Tuesday, March 21, 2006

The Allegedly Ever-Tightening College Admissions Rat Race, Part MCMDLXVII

The New York Times has an article today with a pile of anecdotes and a small amount of data suggesting that many high school students are now applying to as many 20 elite colleges, in some cases just for fun. Predictably, it's already up on their list of most emailed articles. Why? Because this is a bread-and-butter education piece that neatly feeds the status anxieties of upper middle class parents (that is, Times readers) convinced that getting their daughters and sons into a good college is getting tougher by the day.

But the fact of the matter is that the admissions rat race covered so extensively here and elsewhere in the media is largely irrelevant to the experiences of the vast majority of college students. Consider: Of this year's class of college-bound high school seniors, only one out nine will enroll at a college or university with an acceptance rate of less than 50 percent. Of the remaining eight, three will enroll at an open admissions institution. Two more will go to a school with an acceptance rate of 80 percent or higher. Joe College goes to Local State University, not Stanford or MIT.

Moreover, the statistics used to back up this trend analysis are pretty shaky. Consider this graf:


"An annual survey of college freshmen indicates that students bound for all kinds of institutions are filing more applications these days. In 1967, only 1.8 percent of freshman surveyed had applied to seven or more colleges, while in 2005, 17.4 percent had done so, according to the Cooperative Institutional Research Program at U.C.L.A., which conducts the survey. The survey began asking recently
if the students had applied to 12 or more colleges; that proportion increased by 50 percent from 2001 to 2005"
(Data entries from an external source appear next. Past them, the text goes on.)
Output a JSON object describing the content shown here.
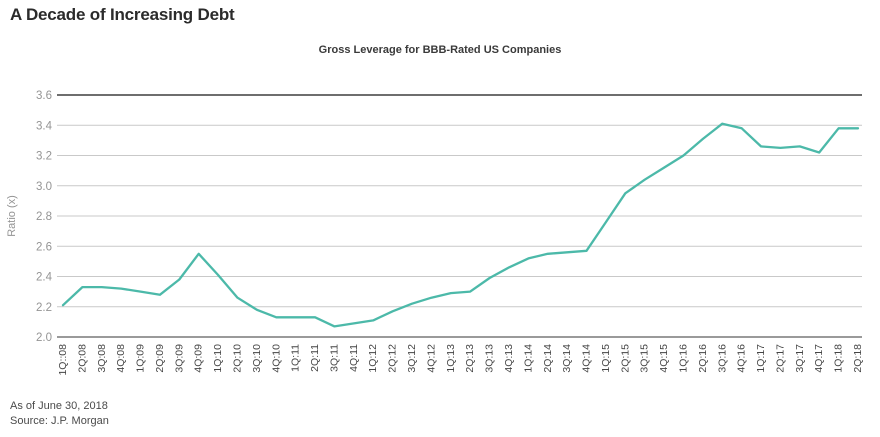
{
  "title": "A Decade of Increasing Debt",
  "footer": {
    "as_of": "As of June 30, 2018",
    "source": "Source: J.P. Morgan"
  },
  "colors": {
    "line": "#4cb9a9",
    "gridline": "#c9c9c9",
    "axis_top": "#6e6e6e",
    "axis_bottom": "#9a9a9a",
    "x_tick_label": "#454545",
    "y_tick_label": "#949494",
    "background": "#ffffff"
  },
  "chart_data": {
    "type": "line",
    "title": "Gross Leverage for BBB-Rated US Companies",
    "xlabel": "",
    "ylabel": "Ratio (x)",
    "ylim": [
      2.0,
      3.6
    ],
    "yticks": [
      2.0,
      2.2,
      2.4,
      2.6,
      2.8,
      3.0,
      3.2,
      3.4,
      3.6
    ],
    "grid": "horizontal",
    "legend_position": "none",
    "categories": [
      "1Q::08",
      "2Q:08",
      "3Q:08",
      "4Q:08",
      "1Q:09",
      "2Q:09",
      "3Q:09",
      "4Q:09",
      "1Q:10",
      "2Q:10",
      "3Q:10",
      "4Q:10",
      "1Q:11",
      "2Q:11",
      "3Q:11",
      "4Q:11",
      "1Q:12",
      "2Q:12",
      "3Q:12",
      "4Q:12",
      "1Q:13",
      "2Q:13",
      "3Q:13",
      "4Q:13",
      "1Q:14",
      "2Q:14",
      "3Q:14",
      "4Q:14",
      "1Q:15",
      "2Q:15",
      "3Q:15",
      "4Q:15",
      "1Q:16",
      "2Q:16",
      "3Q:16",
      "4Q:16",
      "1Q:17",
      "2Q:17",
      "3Q:17",
      "4Q:17",
      "1Q:18",
      "2Q:18"
    ],
    "series": [
      {
        "name": "Gross leverage for BBB-rated US companies",
        "values": [
          2.21,
          2.33,
          2.33,
          2.32,
          2.3,
          2.28,
          2.38,
          2.55,
          2.41,
          2.26,
          2.18,
          2.13,
          2.13,
          2.13,
          2.07,
          2.09,
          2.11,
          2.17,
          2.22,
          2.26,
          2.29,
          2.3,
          2.39,
          2.46,
          2.52,
          2.55,
          2.56,
          2.57,
          2.76,
          2.95,
          3.04,
          3.12,
          3.2,
          3.31,
          3.41,
          3.38,
          3.26,
          3.25,
          3.26,
          3.22,
          3.38,
          3.38
        ]
      }
    ]
  }
}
If this is such an up-and-coming trend, why go all the way back to 1967 to examine it? Wouldn't it make a lot more sense to tell the reader how the percent of freshmen applying to seven or more colleges changed from 2001 to 2005, since CIRP has that data too?

The graf also conspicuously omits the single most important piece of data in the entire piece--the actual percent of students who filed 12 or more applications. Instead, it just says "that proportion increased by 50 percent"? What proportion? Did it go from 10 to 15 percent? 4 to 6? 2 to 3? 0.1 to 0.15? I wasn't able to find it after a quick look through the CIRP Web site. Worldwide recognition to the first Quick+ED reader who tracks down the answer.

UPDATE: Ace Education Sector researcher Ethan Gray wins the prize by looking up the CIRP phone number and asking. The answer: the percent of freshmen who applied to 12 or more institutions increased from 1.4 percent in 2001 to 2.1 percent in 2005.

In other words, five years ago a tiny fraction of high school students applied to a large number of colleges. Four years later, a slightly larger but still tiny fraction of students applied to a large number of colleges. Hopefully, future articles on the other 98 percent of the student body are forthcoming.